Para acessar essa ética objetiva – insisto que afirmo a partir de minha experiência –
é necessário uma qualidade que associamos à delicadeza, com o cuidado daquele
outro que não é inteiramente meu, mas que provoca em mim um estado de atenção
e de questionamento sobre a história invisível que há nele. O objeto de outra pessoa
e eu nos visibilizamos um ao outro, para tornar conhecidos os dados em uma
experiência. É sugerido o que está antes, o que está depois do objeto, é como
descifrar as suas ligações com o humano. Desta forma, a delicadeza traduz a
observação ética que surge entre os pesquisadores de objetos, o tipo de
cumplicidade e as interações reais que emergem com os territórios. Requer uma
autovigilância epistemológica constante, nos modos pelos quais acordos básicos
são estabelecidos para criar um espaço poético como um todo.
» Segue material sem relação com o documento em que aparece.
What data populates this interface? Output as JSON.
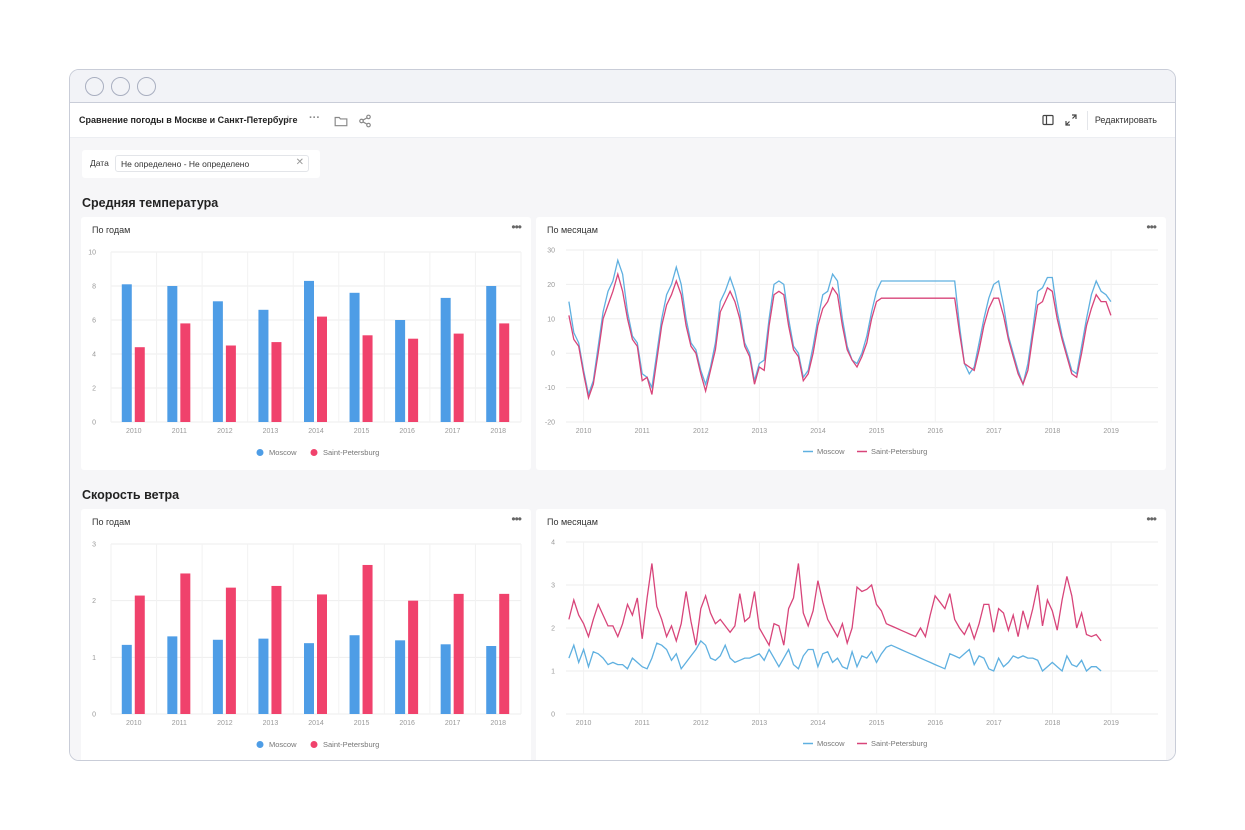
{
  "window": {
    "controls": [
      "close",
      "minimize",
      "maximize"
    ]
  },
  "toolbar": {
    "title": "Сравнение погоды в Москве и Санкт-Петербурге",
    "favorite_icon": "star-icon",
    "more_icon": "more-icon",
    "folder_icon": "folder-icon",
    "share_icon": "share-icon",
    "toc_icon": "panel-icon",
    "fullscreen_icon": "fullscreen-icon",
    "edit_label": "Редактировать"
  },
  "filter": {
    "label": "Дата",
    "value": "Не определено - Не определено",
    "clear_icon": "close-icon"
  },
  "sections": {
    "temperature": "Средняя температура",
    "wind": "Скорость ветра"
  },
  "panels": {
    "temp_yearly_title": "По годам",
    "temp_monthly_title": "По месяцам",
    "wind_yearly_title": "По годам",
    "wind_monthly_title": "По месяцам",
    "menu_icon": "more-icon"
  },
  "colors": {
    "moscow": "#4e9de6",
    "spb": "#f0426c",
    "moscow_line": "#5fb0e0",
    "spb_line": "#d8457a"
  },
  "chart_data": [
    {
      "id": "temp_yearly",
      "type": "bar",
      "categories": [
        "2010",
        "2011",
        "2012",
        "2013",
        "2014",
        "2015",
        "2016",
        "2017",
        "2018"
      ],
      "series": [
        {
          "name": "Moscow",
          "values": [
            8.1,
            8.0,
            7.1,
            6.6,
            8.3,
            7.6,
            6.0,
            7.3,
            8.0
          ]
        },
        {
          "name": "Saint-Petersburg",
          "values": [
            4.4,
            5.8,
            4.5,
            4.7,
            6.2,
            5.1,
            4.9,
            5.2,
            5.8
          ]
        }
      ],
      "yticks": [
        0,
        2,
        4,
        6,
        8,
        10
      ],
      "ylim": [
        0,
        10
      ],
      "legend": "bottom"
    },
    {
      "id": "temp_monthly",
      "type": "line",
      "xticks": [
        "2010",
        "2011",
        "2012",
        "2013",
        "2014",
        "2015",
        "2016",
        "2017",
        "2018",
        "2019"
      ],
      "x_start": 2009.75,
      "x_step": 0.0833,
      "yticks": [
        -20,
        -10,
        0,
        10,
        20,
        30
      ],
      "ylim": [
        -20,
        30
      ],
      "legend": "bottom",
      "series": [
        {
          "name": "Moscow",
          "values": [
            15,
            6,
            3,
            -5,
            -12,
            -8,
            2,
            12,
            18,
            21,
            27,
            23,
            12,
            5,
            3,
            -6,
            -7,
            -10,
            0,
            10,
            17,
            20,
            25,
            20,
            10,
            3,
            1,
            -5,
            -9,
            -4,
            3,
            15,
            18,
            22,
            18,
            12,
            3,
            0,
            -8,
            -3,
            -2,
            10,
            20,
            21,
            20,
            10,
            2,
            0,
            -7,
            -5,
            2,
            10,
            17,
            18,
            23,
            21,
            10,
            2,
            -2,
            -3,
            0,
            5,
            12,
            18,
            21,
            21,
            21,
            21,
            21,
            21,
            21,
            21,
            21,
            21,
            21,
            21,
            21,
            21,
            21,
            21,
            8,
            -3,
            -6,
            -4,
            3,
            10,
            16,
            20,
            21,
            14,
            5,
            0,
            -5,
            -9,
            -3,
            7,
            18,
            19,
            22,
            22,
            12,
            5,
            0,
            -5,
            -6,
            2,
            10,
            17,
            21,
            18,
            17,
            15
          ]
        },
        {
          "name": "Saint-Petersburg",
          "values": [
            11,
            4,
            2,
            -6,
            -13,
            -9,
            0,
            10,
            14,
            18,
            23,
            18,
            10,
            4,
            2,
            -8,
            -7,
            -12,
            -2,
            8,
            14,
            17,
            21,
            17,
            8,
            2,
            0,
            -6,
            -11,
            -5,
            1,
            12,
            15,
            18,
            15,
            10,
            2,
            -1,
            -9,
            -4,
            -5,
            8,
            17,
            18,
            17,
            8,
            1,
            -1,
            -8,
            -6,
            0,
            8,
            13,
            15,
            19,
            17,
            8,
            1,
            -2,
            -4,
            -1,
            3,
            10,
            15,
            16,
            16,
            16,
            16,
            16,
            16,
            16,
            16,
            16,
            16,
            16,
            16,
            16,
            16,
            16,
            16,
            6,
            -3,
            -4,
            -5,
            1,
            8,
            13,
            16,
            16,
            11,
            4,
            -1,
            -6,
            -9,
            -5,
            5,
            14,
            15,
            19,
            18,
            10,
            4,
            -1,
            -6,
            -7,
            0,
            8,
            13,
            17,
            15,
            15,
            11
          ]
        }
      ]
    },
    {
      "id": "wind_yearly",
      "type": "bar",
      "categories": [
        "2010",
        "2011",
        "2012",
        "2013",
        "2014",
        "2015",
        "2016",
        "2017",
        "2018"
      ],
      "series": [
        {
          "name": "Moscow",
          "values": [
            1.22,
            1.37,
            1.31,
            1.33,
            1.25,
            1.39,
            1.3,
            1.23,
            1.2
          ]
        },
        {
          "name": "Saint-Petersburg",
          "values": [
            2.09,
            2.48,
            2.23,
            2.26,
            2.11,
            2.63,
            2.0,
            2.12,
            2.12
          ]
        }
      ],
      "yticks": [
        0,
        1,
        2,
        3
      ],
      "ylim": [
        0,
        3
      ],
      "legend": "bottom"
    },
    {
      "id": "wind_monthly",
      "type": "line",
      "xticks": [
        "2010",
        "2011",
        "2012",
        "2013",
        "2014",
        "2015",
        "2016",
        "2017",
        "2018",
        "2019"
      ],
      "x_start": 2009.75,
      "x_step": 0.0833,
      "yticks": [
        0,
        1,
        2,
        3,
        4
      ],
      "ylim": [
        0,
        4
      ],
      "legend": "bottom",
      "series": [
        {
          "name": "Moscow",
          "values": [
            1.3,
            1.6,
            1.2,
            1.5,
            1.1,
            1.45,
            1.4,
            1.3,
            1.15,
            1.2,
            1.15,
            1.15,
            1.05,
            1.3,
            1.2,
            1.1,
            1.05,
            1.3,
            1.65,
            1.6,
            1.5,
            1.25,
            1.4,
            1.05,
            1.2,
            1.35,
            1.5,
            1.7,
            1.6,
            1.3,
            1.25,
            1.35,
            1.6,
            1.3,
            1.2,
            1.25,
            1.3,
            1.3,
            1.35,
            1.4,
            1.25,
            1.5,
            1.3,
            1.1,
            1.3,
            1.5,
            1.15,
            1.05,
            1.35,
            1.5,
            1.5,
            1.1,
            1.4,
            1.45,
            1.2,
            1.3,
            1.1,
            1.05,
            1.45,
            1.1,
            1.35,
            1.3,
            1.45,
            1.2,
            1.4,
            1.55,
            1.6,
            1.55,
            1.5,
            1.45,
            1.4,
            1.35,
            1.3,
            1.25,
            1.2,
            1.15,
            1.1,
            1.05,
            1.4,
            1.35,
            1.3,
            1.4,
            1.5,
            1.15,
            1.35,
            1.3,
            1.05,
            1.0,
            1.3,
            1.1,
            1.2,
            1.35,
            1.3,
            1.35,
            1.3,
            1.3,
            1.25,
            1.0,
            1.1,
            1.2,
            1.1,
            1.0,
            1.35,
            1.15,
            1.1,
            1.25,
            1.0,
            1.1,
            1.1,
            1.0
          ]
        },
        {
          "name": "Saint-Petersburg",
          "values": [
            2.2,
            2.65,
            2.3,
            2.1,
            1.8,
            2.2,
            2.55,
            2.3,
            2.05,
            2.05,
            1.8,
            2.1,
            2.55,
            2.3,
            2.7,
            1.75,
            2.7,
            3.5,
            2.5,
            2.2,
            1.8,
            2.05,
            1.7,
            2.1,
            2.85,
            2.15,
            1.6,
            2.45,
            2.75,
            2.35,
            2.1,
            2.2,
            2.05,
            1.9,
            2.05,
            2.8,
            2.15,
            2.25,
            2.85,
            2.0,
            1.8,
            1.6,
            2.1,
            2.05,
            1.6,
            2.45,
            2.7,
            3.5,
            2.35,
            2.05,
            2.4,
            3.1,
            2.6,
            2.2,
            2.0,
            1.8,
            2.1,
            1.65,
            2.0,
            2.95,
            2.85,
            2.9,
            3.0,
            2.55,
            2.4,
            2.1,
            2.05,
            2.0,
            1.95,
            1.9,
            1.85,
            1.8,
            2.0,
            1.8,
            2.3,
            2.75,
            2.6,
            2.45,
            2.8,
            2.2,
            2.0,
            1.85,
            2.1,
            1.75,
            2.1,
            2.55,
            2.55,
            1.9,
            2.45,
            2.35,
            1.95,
            2.3,
            1.8,
            2.4,
            2.0,
            2.45,
            3.0,
            2.05,
            2.65,
            2.4,
            1.95,
            2.65,
            3.2,
            2.75,
            2.0,
            2.35,
            1.85,
            1.8,
            1.85,
            1.7
          ]
        }
      ]
    }
  ]
}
A prática dessa “ética objetual” faz emergir a potência do objeto, ao mesmo tempo
em que alude à infinidade de índices documentários, capaz de revelar um objeto
com uma história verdadeira. Quando algo tem potência vibra, é matéria vibrante (a
matéria vibrante em termos de Bennet). A capacidade de agência que tem um objeto
é também a sua potência, isto é, sua capacidade intrínseca para provocar ação
sociocultural. Desencadeia uma certa ressonância coletiva.
Sob estes dois fundamentos essenciais que compõem a ética objetual no teatro de
objetos documentais (delicadeza e potência), diferentes tipos de relações são
constituídos, o que nos permite estudar várias abordagens de como nossa cultura
material é sustentada em grande parte por nossas projeções psíquicas sobre o
inanimado.
Esses laços podem ser lidos no teatro de objetos documentais e de sua própria
ética, de acordo com as relações que o pesquisador-objeto realiza, dentro da
simbiose junto com ela que acontece entre o ser e a as suas posses. Seja por este
se encontrar presente, junto com eles, ou apenas por se evocar metonimicamente,
sinecodicamente por meio de seus pertences. Em outro nível, seria a autobiografia
objetual do próprio pesquisador, sem dúvida, para o momento que mais nos
interessa é desenvolvê-lo no duplo processo de nos descobrirmos simultaneamente,
enquanto se suscita a análise da objetualidade dos outros.
O teatro de objetos documentais inventa seus próprios recursos para revelar esse
poder expansivo de objetualidade onde, na maioria das vezes, não há nada para
animar, porque os objetos documentais, detectados em seus espaços reais, já estão
superanimados, aguardando que alguém lhes dê uma voz e, com isso, lhes dê
visibilidade e tornando-os um fato comunicativo e coletivo.